ContagionI don’t remember the wonder anymore.

As a child, I did not collect comics weekly. At ten, I lacked the funds and access to a friendly neighborhood comic book shop. Travel to the closest store required leaving Black suburban safety, crossing highways and railroad tracks, and strolling through an alien White community three miles away to feed a Cable and Nightwing habit. No. Besides, graphic novels offered complete story arcs, so to read new comics I would cajole my mother into forking over twenty dollars American (not including sales tax) each time I wished to depart Waldenbooks in Chesapeake Square Mall with the Spider-Man Clone Saga, or Batman: Contagion.

I loved those comics. Time-travel maxiseries like 1991’s Time and Time Again hurled Superman though linear time, stretching the limits of invulnerability and relativity, while Elseworlds like Superman: Speeding Bullets questioned our familiarity with the World’s Finest origins by neatly merging their narratives. (That’s right: the Waynes find the rocket from Krypton, but Joe Chill still finds them. What’s not to like?) I’d spend long hours on a unrolled forest green foam mat in my backyard, broiling under unrepentant sun, inhaling freshly cut grass, reading voraciously. Dogs barked, mosquitoes feasted, friends and foes alike traded concussions on manicured gridirons, and a stack of dog-eared and comfortable trade paperbacks proved my only companions.

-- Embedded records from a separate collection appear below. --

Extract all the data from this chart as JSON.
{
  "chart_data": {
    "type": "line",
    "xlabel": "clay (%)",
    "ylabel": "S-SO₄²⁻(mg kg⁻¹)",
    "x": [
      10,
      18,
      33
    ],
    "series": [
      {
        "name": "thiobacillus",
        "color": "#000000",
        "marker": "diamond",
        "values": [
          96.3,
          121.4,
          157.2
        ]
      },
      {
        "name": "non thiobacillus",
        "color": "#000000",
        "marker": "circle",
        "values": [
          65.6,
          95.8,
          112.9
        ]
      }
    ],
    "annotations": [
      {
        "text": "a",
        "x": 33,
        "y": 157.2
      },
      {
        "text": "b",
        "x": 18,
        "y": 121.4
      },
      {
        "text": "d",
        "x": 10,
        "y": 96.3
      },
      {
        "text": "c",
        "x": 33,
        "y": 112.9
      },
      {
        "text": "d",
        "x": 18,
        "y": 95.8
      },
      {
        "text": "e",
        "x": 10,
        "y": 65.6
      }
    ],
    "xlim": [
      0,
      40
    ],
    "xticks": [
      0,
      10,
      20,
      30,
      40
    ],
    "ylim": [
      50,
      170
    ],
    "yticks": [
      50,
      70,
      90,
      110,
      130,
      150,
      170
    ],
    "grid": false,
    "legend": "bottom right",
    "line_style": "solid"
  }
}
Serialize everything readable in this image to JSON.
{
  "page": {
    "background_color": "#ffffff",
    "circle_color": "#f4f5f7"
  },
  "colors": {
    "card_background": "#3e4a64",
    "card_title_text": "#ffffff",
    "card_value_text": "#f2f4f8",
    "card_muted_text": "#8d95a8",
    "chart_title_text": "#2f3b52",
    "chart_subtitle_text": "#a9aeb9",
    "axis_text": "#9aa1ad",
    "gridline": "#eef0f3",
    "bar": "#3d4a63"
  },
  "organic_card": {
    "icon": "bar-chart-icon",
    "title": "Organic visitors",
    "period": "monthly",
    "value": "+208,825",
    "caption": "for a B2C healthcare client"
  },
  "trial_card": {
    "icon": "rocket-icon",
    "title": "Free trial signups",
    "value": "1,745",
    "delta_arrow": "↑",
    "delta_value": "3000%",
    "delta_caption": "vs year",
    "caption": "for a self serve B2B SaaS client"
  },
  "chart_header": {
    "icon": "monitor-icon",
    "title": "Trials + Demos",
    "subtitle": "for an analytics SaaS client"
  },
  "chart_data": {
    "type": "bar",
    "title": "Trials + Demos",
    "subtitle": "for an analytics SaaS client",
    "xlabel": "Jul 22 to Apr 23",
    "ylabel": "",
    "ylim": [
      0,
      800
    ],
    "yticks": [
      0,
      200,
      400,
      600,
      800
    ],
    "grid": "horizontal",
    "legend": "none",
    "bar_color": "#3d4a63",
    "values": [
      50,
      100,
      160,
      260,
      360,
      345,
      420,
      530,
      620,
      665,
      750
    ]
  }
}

I retain those memories, but lost the passion. Details, not desire. I don’t read superheroes that way anymore. When you follow characters as a child, immaturity confers humanity. Reality and fiction did not blur in my mind; no manner of computer-aided pencils and India ink could make Wally West outrace Carl Lewis. But there was an innocence when I was young! Back then, comic characters shouted and ran and jumped and fought, they foiled the dastardly and protected the innocent, they managed corporations and wrote opinion columns and discovered unknown elements – they stole the texture of life, if not it’s flavor. They did things! Childhood aches – we constantly reach for increased freedom as children, without the patience to care about dangers we can’t fathom. For superheroes, danger is not relevant. Save the day, win the girl, defeat Darkseid – that matters.